Aku memiliki maksud dan tujuan yang bagus untuk memutuskan ikut bergabung dengan beberapa kegiatan sekolah. Tapi kala itu aku malah mendapatkan komentar tidak baik dari orang-orang sekitarku tentang keadaan ini.
“Jadi anak kok gak ngerti keadaan orangtuanya, dari pada ikut organisasi kayak gitu mending kerja biar bisa bantu orangtua” pesan tetanggaku yang sedikit membuatku terguncang.
“Sekejam itukah diriku pada orang tua ku?” Tanyaku malu-malu pda diriku sendiri.Tapi lagi-lagi kedua orang tua saya menyemangati diri ini.
“Janganlah kau masukan ke hati omongan tetangga, mereka hanya melihat luarnya tidak untuk dalam nya, menjadi orang sukses itu butuh proses dan cobaan, tunjukkan ke mereka kalau kamu bisa, yang tau kemampuan kamu itu ya kamu sendiri bukan mereka atau ibu, yang bisa merubah nasib itu kesabaran, keteguhan hati dan kerja keras kamu, bukan dari bantuan mereka, jadi buat apa kamu memusingkan omongan mereka, berarti mereka sebenarnya sayang sama kamu dan omongan mereka kamu jadikan koreksi diri kamu untuk memperbaiki nya”. Pesan yang kembali membuat cair senyuman ini.
Dan akhirnya semua terbukti, prestasiku masih baik-baik saja dengan segudang aktivitas ini. Nilaiku tidak kalah saing dengan teman-teman lainnya, bahkan aku masih bisa berada dalam sepuluh besar terbaik dikelas.
***
Aku lupa menceritakan tentang peri kecilku, adikku yang manis yang mampu memecah keheningan, selalu menyejukan hati setiap orang yang mendengar celotehnya, selalu bersabar walaupun selalu disakiti dan di jahili oleh sepupu-sepupunya. Dia masih sangat kecil, umurnya baru empat tahun kala aku berusia sepuluh tahun. Gempa besar yang melanda Kota ku Jogja itu telah merengut senyuman kecil keluarga ini. Ya, aku dan keluargaku ditinggal pergi oleh adik satu-satunya yang aku miliki itu. Dia meninggalkan aku tepat satu bulan sebelum aku menghadapi Ujian Nasional SD.
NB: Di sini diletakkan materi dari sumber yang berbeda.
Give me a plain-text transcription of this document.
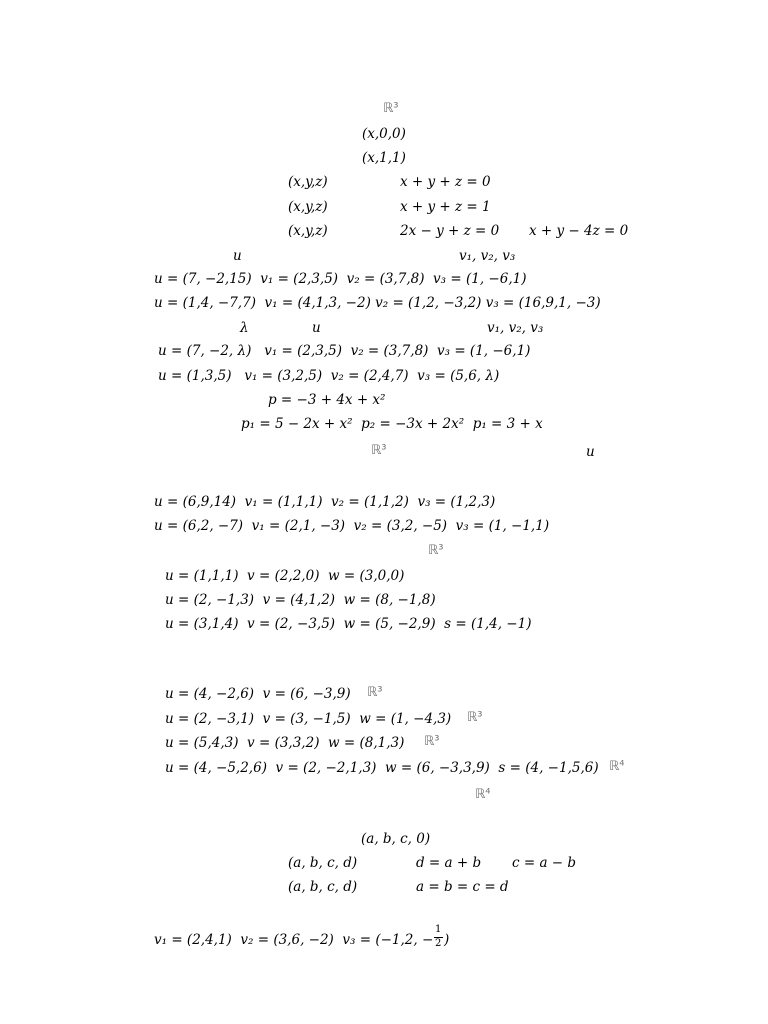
ℝ³
(x,0,0)
(x,1,1)
(x,y,z)	x + y + z = 0
(x,y,z)	x + y + z = 1
(x,y,z)	2x − y + z = 0 x + y − 4z = 0
u	v₁, v₂, v₃
u = (7, −2,15)  v₁ = (2,3,5)  v₂ = (3,7,8)  v₃ = (1, −6,1)
u = (1,4, −7,7)  v₁ = (4,1,3, −2) v₂ = (1,2, −3,2) v₃ = (16,9,1, −3)
λ	u	v₁, v₂, v₃
u = (7, −2, λ)   v₁ = (2,3,5)  v₂ = (3,7,8)  v₃ = (1, −6,1)
u = (1,3,5)   v₁ = (3,2,5)  v₂ = (2,4,7)  v₃ = (5,6, λ)
p = −3 + 4x + x²
p₁ = 5 − 2x + x²  p₂ = −3x + 2x²  p₁ = 3 + x
ℝ³	u
u = (6,9,14)  v₁ = (1,1,1)  v₂ = (1,1,2)  v₃ = (1,2,3)
u = (6,2, −7)  v₁ = (2,1, −3)  v₂ = (3,2, −5)  v₃ = (1, −1,1)
ℝ³
u = (1,1,1)  v = (2,2,0)  w = (3,0,0)
u = (2, −1,3)  v = (4,1,2)  w = (8, −1,8)
u = (3,1,4)  v = (2, −3,5)  w = (5, −2,9)  s = (1,4, −1)
u = (4, −2,6)  v = (6, −3,9) ℝ³
u = (2, −3,1)  v = (3, −1,5)  w = (1, −4,3) ℝ³
u = (5,4,3)  v = (3,3,2)  w = (8,1,3) ℝ³
u = (4, −5,2,6)  v = (2, −2,1,3)  w = (6, −3,3,9)  s = (4, −1,5,6) ℝ⁴
ℝ⁴
(a, b, c, 0)
(a, b, c, d)	d = a + b c = a − b
(a, b, c, d)	a = b = c = d
v₁ = (2,4,1)  v₂ = (3,6, −2)  v₃ = (−1,2, −
1
2 )
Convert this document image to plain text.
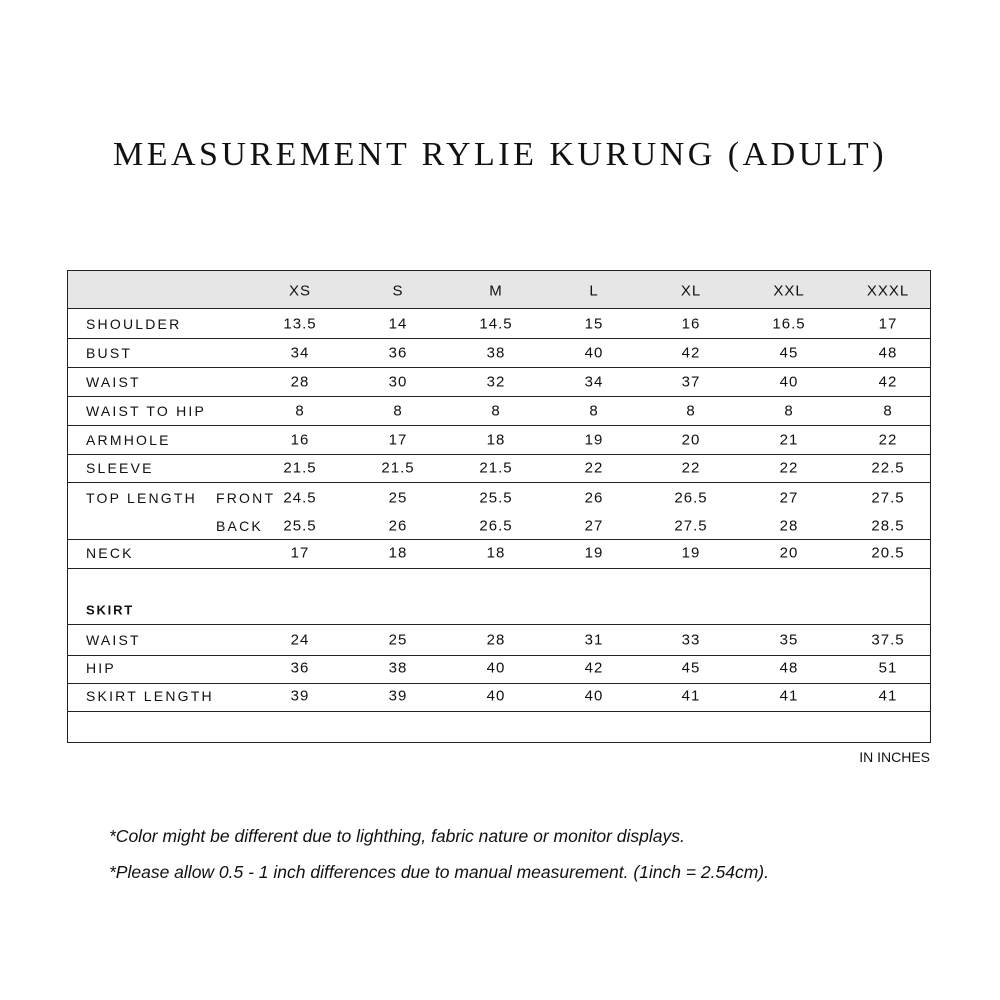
MEASUREMENT RYLIE KURUNG (ADULT)
XS	S	M	L	XL	XXL	XXXL
SHOULDER	13.5	14	14.5	15	16	16.5	17
BUST	34	36	38	40	42	45	48
WAIST	28	30	32	34	37	40	42
WAIST TO HIP	8	8	8	8	8	8	8
ARMHOLE	16	17	18	19	20	21	22
SLEEVE	21.5	21.5	21.5	22	22	22	22.5
TOP LENGTH FRONT 24.5	25	25.5	26	26.5	27	27.5
BACK 25.5	26	26.5	27	27.5	28	28.5
NECK	17	18	18	19	19	20	20.5
SKIRT
WAIST	24	25	28	31	33	35	37.5
HIP	36	38	40	42	45	48	51
SKIRT LENGTH	39	39	40	40	41	41	41
IN INCHES
*Color might be different due to lighthing, fabric nature or monitor displays.
*Please allow 0.5 - 1 inch differences due to manual measurement. (1inch = 2.54cm).
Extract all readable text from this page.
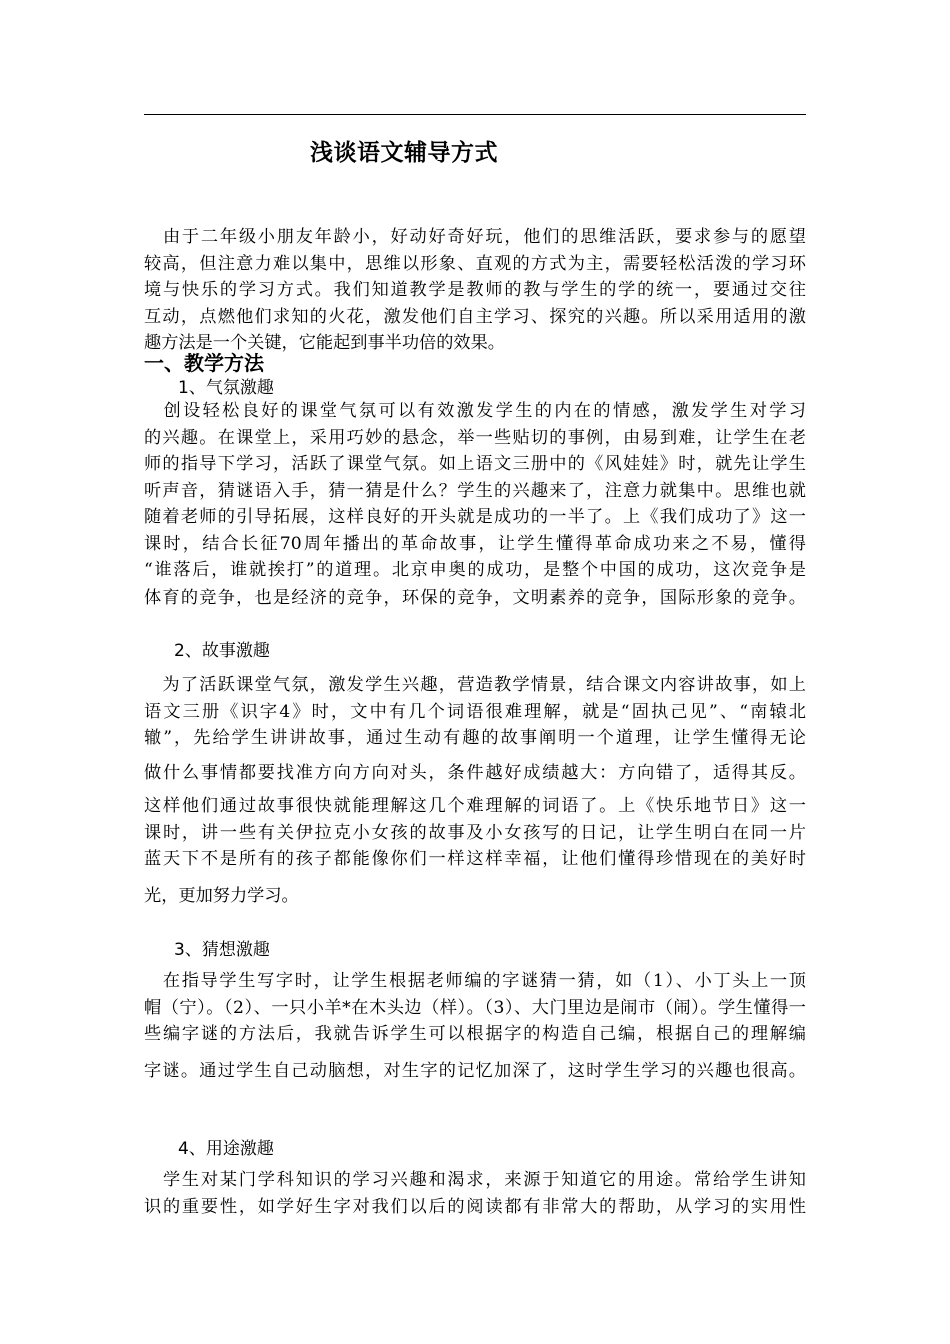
浅谈语文辅导方式
　由于二年级小朋友年龄小，好动好奇好玩，他们的思维活跃，要求参与的愿望
较高，但注意力难以集中，思维以形象、直观的方式为主，需要轻松活泼的学习环
境与快乐的学习方式。我们知道教学是教师的教与学生的学的统一，要通过交往
互动，点燃他们求知的火花，激发他们自主学习、探究的兴趣。所以采用适用的激
趣方法是一个关键，它能起到事半功倍的效果。
一、教学方法
1、气氛激趣
　创设轻松良好的课堂气氛可以有效激发学生的内在的情感，激发学生对学习
的兴趣。在课堂上，采用巧妙的悬念，举一些贴切的事例，由易到难，让学生在老
师的指导下学习，活跃了课堂气氛。如上语文三册中的《风娃娃》时，就先让学生
听声音，猜谜语入手，猜一猜是什么？学生的兴趣来了，注意力就集中。思维也就
随着老师的引导拓展，这样良好的开头就是成功的一半了。上《我们成功了》这一
课时，结合长征70周年播出的革命故事，让学生懂得革命成功来之不易，懂得
“谁落后，谁就挨打”的道理。北京申奥的成功，是整个中国的成功，这次竞争是
体育的竞争，也是经济的竞争，环保的竞争，文明素养的竞争，国际形象的竞争。
2、故事激趣
　为了活跃课堂气氛，激发学生兴趣，营造教学情景，结合课文内容讲故事，如上
语文三册《识字4》时，文中有几个词语很难理解，就是“固执己见”、“南辕北
辙”，先给学生讲讲故事，通过生动有趣的故事阐明一个道理，让学生懂得无论
做什么事情都要找准方向方向对头，条件越好成绩越大：方向错了，适得其反。
这样他们通过故事很快就能理解这几个难理解的词语了。上《快乐地节日》这一
课时，讲一些有关伊拉克小女孩的故事及小女孩写的日记，让学生明白在同一片
蓝天下不是所有的孩子都能像你们一样这样幸福，让他们懂得珍惜现在的美好时
光，更加努力学习。
3、猜想激趣
　在指导学生写字时，让学生根据老师编的字谜猜一猜，如（1）、小丁头上一顶
帽（宁）。（2）、一只小羊*在木头边（样）。（3）、大门里边是闹市（闹）。学生懂得一
些编字谜的方法后，我就告诉学生可以根据字的构造自己编，根据自己的理解编
字谜。通过学生自己动脑想，对生字的记忆加深了，这时学生学习的兴趣也很高。
4、用途激趣
　学生对某门学科知识的学习兴趣和渴求，来源于知道它的用途。常给学生讲知
识的重要性，如学好生字对我们以后的阅读都有非常大的帮助，从学习的实用性
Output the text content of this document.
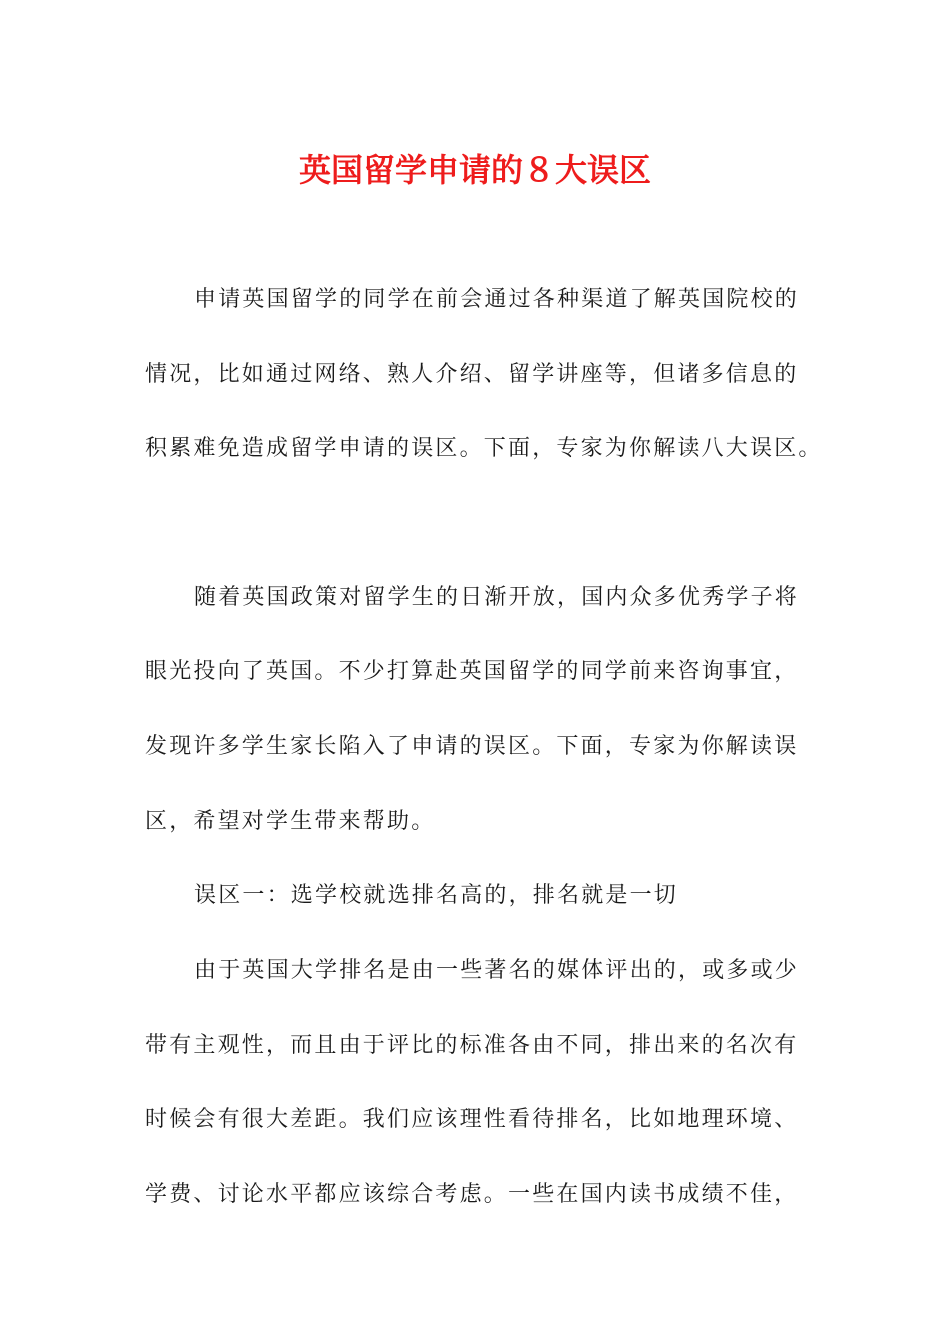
英国留学申请的８大误区
申请英国留学的同学在前会通过各种渠道了解英国院校的
情况，比如通过网络、熟人介绍、留学讲座等，但诸多信息的
积累难免造成留学申请的误区。下面，专家为你解读八大误区。
随着英国政策对留学生的日渐开放，国内众多优秀学子将
眼光投向了英国。不少打算赴英国留学的同学前来咨询事宜，
发现许多学生家长陷入了申请的误区。下面，专家为你解读误
区，希望对学生带来帮助。
误区一：选学校就选排名高的，排名就是一切
由于英国大学排名是由一些著名的媒体评出的，或多或少
带有主观性，而且由于评比的标准各由不同，排出来的名次有
时候会有很大差距。我们应该理性看待排名，比如地理环境、
学费、讨论水平都应该综合考虑。一些在国内读书成绩不佳，
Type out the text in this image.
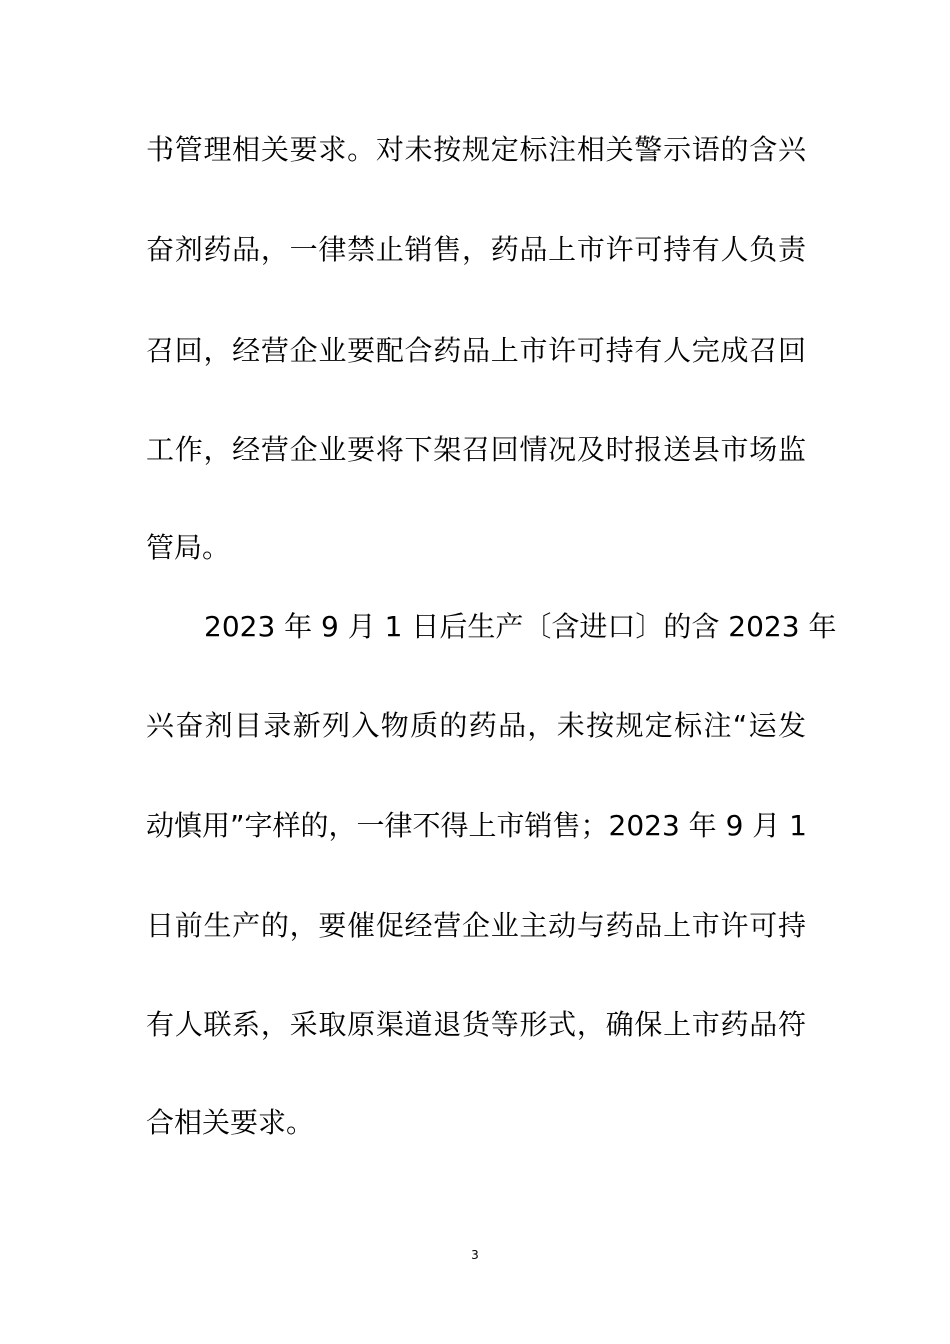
书管理相关要求。对未按规定标注相关警示语的含兴
奋剂药品，一律禁止销售，药品上市许可持有人负责
召回，经营企业要配合药品上市许可持有人完成召回
工作，经营企业要将下架召回情况及时报送县市场监
管局。
2023 年 9 月 1 日后生产〔含进口〕的含 2023 年
兴奋剂目录新列入物质的药品，未按规定标注“运发
动慎用”字样的，一律不得上市销售；2023 年 9 月 1
日前生产的，要催促经营企业主动与药品上市许可持
有人联系，采取原渠道退货等形式，确保上市药品符
合相关要求。
3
Banyak pesan sebelum dia pergi pada kami yang berada disekitarnya, pesan yang memang Allah sampaikan lewat celotehan kecilnya itu. Beberapa pesan yang tak dapat aku sampaikan adalah, sebuah pesan singkatnya pada Pamanku. Betapa aku masih mengingat kata-katanya itu.
Om kamu tuh tobat sebentar lagi itu kiamat, Allah akan menghukum orang-orang yang berbuat dosa, sebentar lagi itu kiamat Om, buruan tobat biar masuk surga.
Pesan yang ini terlalu mengagetkan keluarga kami semua, adikku yang kala itu masih berumur empat tahun itu mungkin sebenarnya tidak mengetahui arti tentang kiamat. Yang dia tahu adalah Pamanku seorang pejudi dan pemabuk.
Betapa singkatnya pertemuan kami berdua, banyak hal yang ingin aku lakukan bersama dia sebenarnya. Aku belum sempat mengajarkan dia caranya mencuci tangan, menghitung jumlah warna pelangi, bahkan aku belum sempat mengajarkan dia apa iti arti seorang kakak. Tapi aku tahu Allah lebih sayang dengan dia maka dari itu dia dipanggil pulang dan aku hanya berdoa semoga dia mendapat surga-Nya disana.
***
            Betapa sayangnya Tuhan dengan hamba-Nya yang satu ini, cobaan dan teguran darinya tidak pernah ada habisnya mewarnai hidup ini. Tiga tahun silam, tepat satu bulan sebelum aku menempuh Ujian Nasional SD, aku harus kehilangan adikku satu-satunya. Sekarang diwaktu yang sama, satu bulan sebelum Ujian Nasional SMP ini aku mengalamai kecelakan yang membuat saya harus berjalan dengan alat bantu. Tapi hal ini tidak mematahkan semangatku. Selagi aku masih bisa tersenyum aku tidak akan berhenti membuat kedua orang tuaku bangga, aku berusaha untuk bisa lulus dengan nilai terbaik disini. Sampai pada akhirnya aku bisa lulus dengan baik dan mendapatkan nilai sempurna pada ujian matematika, sebuah mata kuliah yang sangat dihindari oleh murid SMP.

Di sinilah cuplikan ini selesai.